急いで値札を探す——フル装備で3700ソウル貨? それでも割引後の値段?
【こんなに高い?! 小ボスを倒さないとそんなに稼げないだろ!】
さらに懐を見る——道具を買った後、残りのソウル貨は八百だけだった。
【……全然足りない。】
今まで俺は貯金なんてしたことがなかった。あっただけ使う。死んだら落とすかもしれないし、残してどうする?

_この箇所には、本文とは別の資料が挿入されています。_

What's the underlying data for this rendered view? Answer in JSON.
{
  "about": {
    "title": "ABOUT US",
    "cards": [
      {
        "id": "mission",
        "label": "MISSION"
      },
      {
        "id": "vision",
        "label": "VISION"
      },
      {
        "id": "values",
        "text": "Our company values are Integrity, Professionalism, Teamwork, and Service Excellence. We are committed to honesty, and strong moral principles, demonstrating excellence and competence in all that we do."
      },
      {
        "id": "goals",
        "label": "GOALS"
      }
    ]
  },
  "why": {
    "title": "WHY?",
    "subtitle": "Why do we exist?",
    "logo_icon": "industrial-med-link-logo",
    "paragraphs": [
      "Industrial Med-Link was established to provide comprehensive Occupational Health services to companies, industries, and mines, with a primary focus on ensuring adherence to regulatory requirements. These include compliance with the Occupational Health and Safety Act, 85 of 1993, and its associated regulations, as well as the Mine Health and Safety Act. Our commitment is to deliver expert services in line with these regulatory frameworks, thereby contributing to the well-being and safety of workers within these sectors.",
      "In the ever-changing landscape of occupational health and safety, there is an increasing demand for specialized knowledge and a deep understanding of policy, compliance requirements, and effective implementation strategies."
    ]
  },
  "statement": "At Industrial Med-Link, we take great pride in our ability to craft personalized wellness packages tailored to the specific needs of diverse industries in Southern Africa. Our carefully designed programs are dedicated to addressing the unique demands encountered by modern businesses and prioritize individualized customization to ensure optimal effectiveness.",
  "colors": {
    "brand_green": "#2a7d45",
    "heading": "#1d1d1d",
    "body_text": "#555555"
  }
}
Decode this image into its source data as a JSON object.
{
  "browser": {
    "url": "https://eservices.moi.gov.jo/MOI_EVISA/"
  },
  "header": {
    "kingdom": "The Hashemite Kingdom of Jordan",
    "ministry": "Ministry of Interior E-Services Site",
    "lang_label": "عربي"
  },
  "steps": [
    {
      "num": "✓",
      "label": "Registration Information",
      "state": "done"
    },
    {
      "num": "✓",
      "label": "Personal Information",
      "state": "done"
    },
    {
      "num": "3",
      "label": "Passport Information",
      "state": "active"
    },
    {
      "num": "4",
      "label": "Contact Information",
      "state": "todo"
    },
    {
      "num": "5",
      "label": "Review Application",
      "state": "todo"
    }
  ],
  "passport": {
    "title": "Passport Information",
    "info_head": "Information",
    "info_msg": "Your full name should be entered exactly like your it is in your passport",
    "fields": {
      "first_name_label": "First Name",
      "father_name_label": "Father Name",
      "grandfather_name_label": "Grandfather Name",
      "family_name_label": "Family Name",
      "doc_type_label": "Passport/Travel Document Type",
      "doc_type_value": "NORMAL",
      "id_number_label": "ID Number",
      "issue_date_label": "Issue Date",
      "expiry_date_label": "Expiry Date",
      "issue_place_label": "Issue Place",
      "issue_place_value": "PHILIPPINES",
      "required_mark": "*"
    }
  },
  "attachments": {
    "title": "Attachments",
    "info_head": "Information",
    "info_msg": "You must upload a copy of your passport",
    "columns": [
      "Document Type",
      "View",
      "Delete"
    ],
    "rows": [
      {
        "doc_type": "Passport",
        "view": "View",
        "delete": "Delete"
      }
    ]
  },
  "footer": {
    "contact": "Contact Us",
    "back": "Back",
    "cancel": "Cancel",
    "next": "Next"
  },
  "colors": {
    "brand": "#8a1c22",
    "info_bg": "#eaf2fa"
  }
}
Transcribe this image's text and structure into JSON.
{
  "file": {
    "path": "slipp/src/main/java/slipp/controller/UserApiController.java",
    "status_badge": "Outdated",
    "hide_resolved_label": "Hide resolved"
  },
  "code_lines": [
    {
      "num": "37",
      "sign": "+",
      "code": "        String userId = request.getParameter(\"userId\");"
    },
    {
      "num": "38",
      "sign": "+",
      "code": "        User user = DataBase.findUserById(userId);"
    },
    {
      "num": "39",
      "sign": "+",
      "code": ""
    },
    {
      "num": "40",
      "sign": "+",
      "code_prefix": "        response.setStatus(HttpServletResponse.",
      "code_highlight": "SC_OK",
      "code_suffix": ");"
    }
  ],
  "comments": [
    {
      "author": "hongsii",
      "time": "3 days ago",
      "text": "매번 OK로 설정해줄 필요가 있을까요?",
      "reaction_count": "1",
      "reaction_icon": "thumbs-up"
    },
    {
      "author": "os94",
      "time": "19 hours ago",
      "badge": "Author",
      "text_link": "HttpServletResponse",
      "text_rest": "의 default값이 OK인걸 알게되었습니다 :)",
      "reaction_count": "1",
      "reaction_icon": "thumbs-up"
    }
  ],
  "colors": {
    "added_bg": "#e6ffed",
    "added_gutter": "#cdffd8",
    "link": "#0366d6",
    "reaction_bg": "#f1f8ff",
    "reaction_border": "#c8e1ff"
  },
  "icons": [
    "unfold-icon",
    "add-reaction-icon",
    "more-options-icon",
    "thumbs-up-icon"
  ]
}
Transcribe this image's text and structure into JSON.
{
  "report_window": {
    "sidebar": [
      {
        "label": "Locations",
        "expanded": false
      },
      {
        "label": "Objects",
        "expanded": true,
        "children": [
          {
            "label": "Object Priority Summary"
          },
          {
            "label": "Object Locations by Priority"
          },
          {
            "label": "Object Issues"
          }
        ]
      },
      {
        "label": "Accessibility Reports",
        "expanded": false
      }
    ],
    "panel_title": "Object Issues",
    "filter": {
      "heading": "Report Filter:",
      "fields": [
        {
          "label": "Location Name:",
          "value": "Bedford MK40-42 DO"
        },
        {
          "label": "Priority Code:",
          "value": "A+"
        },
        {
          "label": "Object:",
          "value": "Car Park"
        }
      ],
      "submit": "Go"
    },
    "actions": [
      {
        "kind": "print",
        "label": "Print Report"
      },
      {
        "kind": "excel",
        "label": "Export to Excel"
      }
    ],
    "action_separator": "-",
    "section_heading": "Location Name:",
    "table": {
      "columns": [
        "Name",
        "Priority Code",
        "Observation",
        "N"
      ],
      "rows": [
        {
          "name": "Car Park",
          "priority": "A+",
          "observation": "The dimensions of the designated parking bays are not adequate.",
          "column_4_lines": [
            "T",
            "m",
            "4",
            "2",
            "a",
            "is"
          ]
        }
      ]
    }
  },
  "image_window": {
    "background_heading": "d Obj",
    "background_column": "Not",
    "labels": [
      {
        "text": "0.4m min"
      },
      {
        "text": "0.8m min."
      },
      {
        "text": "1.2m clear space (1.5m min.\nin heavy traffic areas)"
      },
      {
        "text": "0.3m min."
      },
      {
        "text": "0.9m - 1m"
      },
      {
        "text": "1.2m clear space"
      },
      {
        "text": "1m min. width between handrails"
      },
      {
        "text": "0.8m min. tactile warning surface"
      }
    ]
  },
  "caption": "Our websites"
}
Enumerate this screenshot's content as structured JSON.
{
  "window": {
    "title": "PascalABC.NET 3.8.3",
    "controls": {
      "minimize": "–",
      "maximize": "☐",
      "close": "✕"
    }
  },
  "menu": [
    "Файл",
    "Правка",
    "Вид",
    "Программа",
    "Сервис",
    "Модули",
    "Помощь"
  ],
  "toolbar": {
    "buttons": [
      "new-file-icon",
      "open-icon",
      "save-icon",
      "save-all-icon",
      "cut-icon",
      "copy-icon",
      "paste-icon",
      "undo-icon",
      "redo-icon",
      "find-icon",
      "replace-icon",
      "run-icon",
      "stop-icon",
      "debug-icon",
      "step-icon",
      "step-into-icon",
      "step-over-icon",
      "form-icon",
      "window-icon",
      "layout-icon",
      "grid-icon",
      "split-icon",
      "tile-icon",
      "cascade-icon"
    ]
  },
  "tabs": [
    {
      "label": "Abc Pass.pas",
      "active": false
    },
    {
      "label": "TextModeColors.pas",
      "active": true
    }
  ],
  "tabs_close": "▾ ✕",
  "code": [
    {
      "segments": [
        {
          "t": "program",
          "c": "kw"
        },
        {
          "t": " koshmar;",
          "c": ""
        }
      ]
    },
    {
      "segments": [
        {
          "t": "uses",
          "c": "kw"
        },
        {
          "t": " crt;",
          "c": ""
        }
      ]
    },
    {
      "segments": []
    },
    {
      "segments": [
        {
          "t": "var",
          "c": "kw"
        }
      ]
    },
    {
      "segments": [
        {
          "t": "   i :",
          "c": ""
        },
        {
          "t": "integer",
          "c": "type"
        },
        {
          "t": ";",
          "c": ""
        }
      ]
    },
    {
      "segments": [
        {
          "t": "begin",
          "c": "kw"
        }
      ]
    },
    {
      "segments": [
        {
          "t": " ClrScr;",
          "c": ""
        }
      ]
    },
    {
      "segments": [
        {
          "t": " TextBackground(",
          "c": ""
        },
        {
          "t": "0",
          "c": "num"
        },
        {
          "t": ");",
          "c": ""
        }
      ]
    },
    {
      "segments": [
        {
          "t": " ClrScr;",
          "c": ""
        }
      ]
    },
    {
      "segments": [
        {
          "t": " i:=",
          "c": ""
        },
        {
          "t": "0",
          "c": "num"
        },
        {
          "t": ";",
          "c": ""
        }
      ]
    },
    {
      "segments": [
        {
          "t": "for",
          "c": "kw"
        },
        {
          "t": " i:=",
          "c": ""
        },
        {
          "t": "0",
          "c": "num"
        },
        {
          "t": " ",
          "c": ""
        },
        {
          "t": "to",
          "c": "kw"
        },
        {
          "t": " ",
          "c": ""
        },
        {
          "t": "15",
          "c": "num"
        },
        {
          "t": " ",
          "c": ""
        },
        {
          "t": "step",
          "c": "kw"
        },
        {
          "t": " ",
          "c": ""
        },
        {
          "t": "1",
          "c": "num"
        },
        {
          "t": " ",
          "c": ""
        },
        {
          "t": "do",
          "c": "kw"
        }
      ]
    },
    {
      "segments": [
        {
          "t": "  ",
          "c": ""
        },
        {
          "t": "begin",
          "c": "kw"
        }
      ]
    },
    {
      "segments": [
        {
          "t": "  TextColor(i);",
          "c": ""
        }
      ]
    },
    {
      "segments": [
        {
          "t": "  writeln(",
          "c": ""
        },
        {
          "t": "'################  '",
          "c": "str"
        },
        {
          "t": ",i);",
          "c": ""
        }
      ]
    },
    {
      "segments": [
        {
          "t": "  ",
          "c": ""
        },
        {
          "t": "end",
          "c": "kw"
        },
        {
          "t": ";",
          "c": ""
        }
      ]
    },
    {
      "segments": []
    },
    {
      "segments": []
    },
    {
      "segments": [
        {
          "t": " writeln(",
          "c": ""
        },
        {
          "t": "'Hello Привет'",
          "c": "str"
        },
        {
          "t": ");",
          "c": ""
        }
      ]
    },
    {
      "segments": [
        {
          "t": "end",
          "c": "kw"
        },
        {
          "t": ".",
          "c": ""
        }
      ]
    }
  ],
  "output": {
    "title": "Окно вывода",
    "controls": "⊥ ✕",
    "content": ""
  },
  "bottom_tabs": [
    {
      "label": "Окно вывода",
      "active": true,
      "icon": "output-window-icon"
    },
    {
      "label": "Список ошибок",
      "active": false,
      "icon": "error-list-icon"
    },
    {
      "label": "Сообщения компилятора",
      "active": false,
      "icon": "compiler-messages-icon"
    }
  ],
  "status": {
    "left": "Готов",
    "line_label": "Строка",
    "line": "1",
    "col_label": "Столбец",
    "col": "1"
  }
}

でもこの服……藍消費40%カット……めちゃくちゃ欲しい。
「……まあいいや。」
服を棚に戻す。買えない。残ったソウル貨はとりあえず取っておこう。もしかしたら後でたくさんソウル貨を落とす小モンスターが出てくるかもしれない。
【貯まったら買う。値上げだけはするなよ。】
シエルは首をかしげて、にこにこしている。
「おや? ちびぬいぐるみちゃん、貯金覚えたの?」
「うん、ちょっと貯める。」
あまり言わずに、もう一度あの服を見た。
【値上げだけはするなよ。】
「おい、ちびっ子。」
出かけようとしたら、コーラが初めて自分から声をかけてきた。
「どうした?」と急いで聞く。
「俺がくれた武器はどうしたんだ。」
「錆びてなくなった……」
「そうか。シエル、お前に誤解してるんだろ?」
【話題の変わり方が急だな……でもなんとなく、武器の話はただの前置きだった気がする。】
シエルを見る——彼女は棚の整理に忙しく、鼻歌まで歌っていて、こっちに全く気づいていない。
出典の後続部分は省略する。